Every day, there are hundreds—perhaps even thousands—of advertising messages knocking on your head trying to gain access to the part of your brain that decides to buy things. With so much money at stake, it's hardly surprising that advertisers go to such extraordinary lengths to catch our attention. The only trouble is, our brains habituate: they quickly get used to seeing the same thing (psychologists call it a "visual stimulus") over and over again. So the advertisers have to keep thinking of new tricks to stay one step ahead. One of their latest ideas is to print posters, magazines, and book covers with "lenticulars"—images that seem to change as you move your head. Let's take a closer look at how they work!

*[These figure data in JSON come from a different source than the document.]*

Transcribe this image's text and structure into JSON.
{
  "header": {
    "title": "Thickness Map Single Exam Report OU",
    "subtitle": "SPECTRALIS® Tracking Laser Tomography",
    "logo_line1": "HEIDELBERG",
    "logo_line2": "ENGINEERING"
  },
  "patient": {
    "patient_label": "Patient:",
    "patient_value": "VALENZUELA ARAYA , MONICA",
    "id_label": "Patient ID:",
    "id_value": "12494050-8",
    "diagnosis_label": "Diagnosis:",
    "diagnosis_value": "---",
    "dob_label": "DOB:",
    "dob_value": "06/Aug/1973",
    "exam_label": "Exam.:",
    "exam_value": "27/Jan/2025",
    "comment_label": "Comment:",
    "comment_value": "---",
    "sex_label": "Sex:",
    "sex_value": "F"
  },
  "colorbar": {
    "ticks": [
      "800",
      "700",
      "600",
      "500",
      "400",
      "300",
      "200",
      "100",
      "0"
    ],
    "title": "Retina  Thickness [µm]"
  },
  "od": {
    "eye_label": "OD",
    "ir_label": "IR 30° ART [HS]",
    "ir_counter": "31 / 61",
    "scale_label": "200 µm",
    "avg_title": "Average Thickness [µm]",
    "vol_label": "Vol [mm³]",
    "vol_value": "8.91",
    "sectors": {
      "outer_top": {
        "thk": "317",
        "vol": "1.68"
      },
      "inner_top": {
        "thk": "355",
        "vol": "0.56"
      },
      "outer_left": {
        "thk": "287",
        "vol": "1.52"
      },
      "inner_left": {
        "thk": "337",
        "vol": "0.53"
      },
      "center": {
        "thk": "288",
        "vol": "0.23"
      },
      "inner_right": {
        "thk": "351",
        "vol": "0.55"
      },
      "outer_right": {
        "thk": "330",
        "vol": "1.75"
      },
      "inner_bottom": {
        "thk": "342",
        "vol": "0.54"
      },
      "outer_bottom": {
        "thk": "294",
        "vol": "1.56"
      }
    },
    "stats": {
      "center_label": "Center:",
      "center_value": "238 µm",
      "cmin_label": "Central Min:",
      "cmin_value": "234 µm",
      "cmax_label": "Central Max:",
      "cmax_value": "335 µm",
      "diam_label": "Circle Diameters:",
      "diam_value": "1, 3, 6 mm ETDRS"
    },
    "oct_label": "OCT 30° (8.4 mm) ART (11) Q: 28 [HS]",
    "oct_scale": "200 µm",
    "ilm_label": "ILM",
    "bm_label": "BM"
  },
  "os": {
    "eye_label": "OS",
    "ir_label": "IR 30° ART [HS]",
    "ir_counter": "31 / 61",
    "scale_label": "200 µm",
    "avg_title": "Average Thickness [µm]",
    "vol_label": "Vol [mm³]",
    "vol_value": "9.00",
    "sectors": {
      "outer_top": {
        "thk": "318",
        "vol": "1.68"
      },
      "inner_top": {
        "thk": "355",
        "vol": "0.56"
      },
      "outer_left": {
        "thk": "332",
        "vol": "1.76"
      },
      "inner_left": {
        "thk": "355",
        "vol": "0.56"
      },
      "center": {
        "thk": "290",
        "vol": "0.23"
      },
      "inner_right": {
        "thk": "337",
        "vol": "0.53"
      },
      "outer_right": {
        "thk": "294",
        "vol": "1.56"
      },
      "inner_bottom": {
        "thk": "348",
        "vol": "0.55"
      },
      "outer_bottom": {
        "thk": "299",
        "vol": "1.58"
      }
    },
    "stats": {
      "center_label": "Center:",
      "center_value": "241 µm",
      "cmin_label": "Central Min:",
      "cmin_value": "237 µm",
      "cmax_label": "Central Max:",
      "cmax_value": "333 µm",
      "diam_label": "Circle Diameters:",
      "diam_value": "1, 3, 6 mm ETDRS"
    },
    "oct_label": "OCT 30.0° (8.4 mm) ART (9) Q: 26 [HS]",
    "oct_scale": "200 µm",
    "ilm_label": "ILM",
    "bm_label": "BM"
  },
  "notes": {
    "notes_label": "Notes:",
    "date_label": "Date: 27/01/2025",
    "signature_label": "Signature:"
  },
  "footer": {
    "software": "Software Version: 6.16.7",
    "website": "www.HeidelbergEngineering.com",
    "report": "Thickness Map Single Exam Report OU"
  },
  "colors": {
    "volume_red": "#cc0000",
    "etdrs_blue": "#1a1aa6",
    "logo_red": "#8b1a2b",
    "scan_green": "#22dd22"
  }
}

Photo: The LEGO® robot image on the cover of my book Cool Stuff Exploded changes as you tilt it back and forth. A plastic lenticular insert shows you one of two different images depending on which side you look from.
What have lentils got to do with it?

Nothing! Lentils are tiny orange, green, or brown pulses popular with vegetarians and—no—they have nothing to do with how book covers work. The connection between "lentil" and "lenticular" is simply a matter of words. Lenticulars are so-called because they use lenses, which are pieces of plastic or glass that bend (or "refract") light to make things look bigger or smaller. Lenses got their name because some of them just happen to look a bit like lentils! You can find more in main our article on lenses (we even tell you how to make a lens of your own, in about 5 seconds flat, from a drop of water).
Photo: Lentils like this one gave lenses their name. Convex lenses bulge out in the middle like lentils, while concave lenses "cave in" in the middle and bulge out at the edges.
How do you make a lenticular?

How do you make something like our book cover up above? You take your two different images and load them into a computer graphics program. The program cuts each image into dozens of thin strips and weaves them together so the strips from the first image alternate with the strips from the second. This process is called interlacing. If you look at the doubled-up image printed this way, it's just a horribly confusing mess, but not for long! Next, you place a transparent plastic layer on top of the doubled-up image. This is made of dozens of separate ridges called lenticles. Half of them lean to the left and half of them lean to the right, but they're arranged so they alternate: left, right, left, right. That means, when you look at the image from the left, the left-leaning lenticles show you only half the printed strips—the ones directly underneath them—so you see only the first of the two images. When you look from the right, you can't see through these left-leaning lenticles at all. Instead, you see only the strips under the right-leaning lenticles—and the second image. Move your head back and forth and the image flips back and forth too like a kind of "visual see-saw".
Photo: Here's the cover of my book in close-up. Now you can see the individual lenticles—the tiny plastic ridges that send images one way or the other, depending on where you're eyes are in relation to the book cover.
For all this to work properly, everything has to be printed with incredible precision. The lenticles have to be exactly the same size as the printed strips underneath them and lined up with them exactly. In theory, you can show many different images with a lenticular: you could have half a dozen different images and as many different kinds of lenticles, all pointing in slightly different directions, so an advertising poster slowly and subtly changes its message as you walk past!